Setiap manusia di dunia ini, baik wanita maupun pria, yang hidup dalam keadaan normal dan biasa, kecuali mereka yang hidup diperuntukkan menjadi pendeta atau yang berpantang sanggama, sudah pasti akan sekali waktu mengalami hubungan pertama dalam hidupnya.

Hubungan kelamin antara pria dan wanita untuk pertama kalinya sudah pasti akan terjadi pada setiap orang, dengan berbagai cara dan jalan. Dan agaknya sudah diterima oleh umum sebagai hal yang wajar dan biasa, terutama di dunia timur, bahwa kehilangan keperjakaan seorang pria bukanlah hal yang aneh dan patut diributkan, sebaliknya, kehilangan keperawanan seorang wanita dapat menimbulkan bencana, urusan, permusuhan, pembunuhan, bahkan dapat mempengaruhi kehidupan wanita itu selanjutnya!

Hubungan antara pria dan wanita, hubungan yang menyangkut kelamin sekalipun, bukanlah merupakan hal yang aneh. Hubungan itu adalah wajar saja, seperti hubungan antara jantan dan betina pada semua makhluk, baik makhluk bergerak maupun tidak, baik tanam-tanaman, binatang-binatang, manusia-manusia. Jodoh dalam bentuk pertemuan antara Im dan Yang merupakan kewajaran, karena pertemuan antara jantan dan betina inilah yang menciptakan semua keadaan.

Demikian pula, hubungan kelamin antara pria dan wanita merupakan kewajaran, bahkan merupakan sarana bagi perkembangan manusia, bagi kelahiran manusia, oleh karena itu, sungguh sesat kalau menganggap hubungan itu sebagai sesuatu yang kotor! Sama sekali tidak. Hubungan itu adalah sesuatu yang suci, sesuatu yang bersih dan indah, sesuatu yang wajar dan tidak bertentangan hukum alam.

Akan tetapi, segala macam perbuatan di dunia ini, kalau dilakukan dengan dasar mengejar kesenangan, tentu menimbulkan penyelewengan-penyelewengan yang dianggap sebagai kejahatan. Dan perbuatan yang dilakukan dengan pamrih mencari kesenangan, sudah pasti akan mendatangkan gangguan-gangguan dalam hidup, mendatangkan awal daripada kesengsaraan.

Umpamanya, makan adalah suatu gerakan wajar yang merupakan kepentingan hidup, kebutuhan jasmani, dan memang segala kebutuhan jasmani itu pelaksanaannya mengandung kenikmatan. Inilah berkah berlimpahan yang patut membuat manusia bersyukur. Akan tetapi, kalau dalam melakukan perbuatan makan ini kita mendasarkannya atas pamrih menggelar kesenangan, yaitu kenikmatan makan tadi, maka terjadilah penyelewengan.

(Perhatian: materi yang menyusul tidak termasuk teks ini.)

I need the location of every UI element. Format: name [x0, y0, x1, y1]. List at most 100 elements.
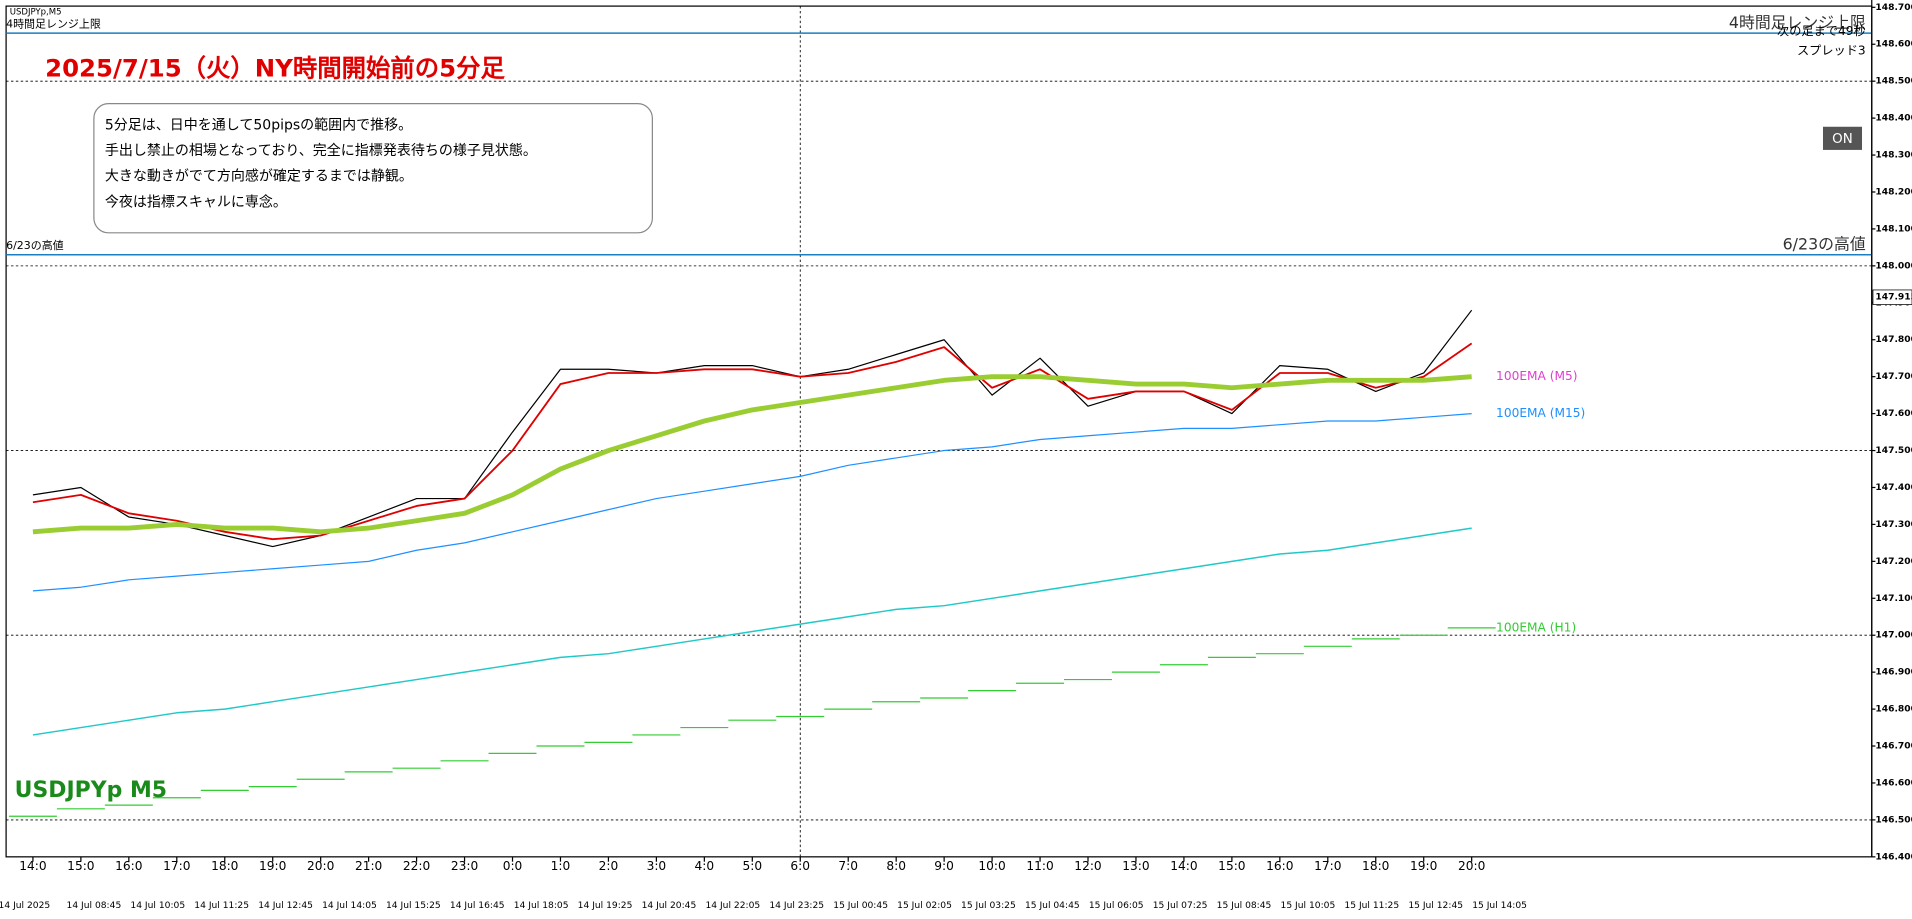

Kita lalu makan asal enak saja, tanpa mengingat lagi bahwa fungsi makan sebenarnya adalah untuk syarat hidup, untuk perut. Dan terjadilah akibat-akibat yang amat mengganggu seperti sakit perut dan sebagainya yang merupakan awal kesengsaraan! Demikian pula dengan perbuatan sebagai pelaksana hubungan kelamin antara pria dan wanita.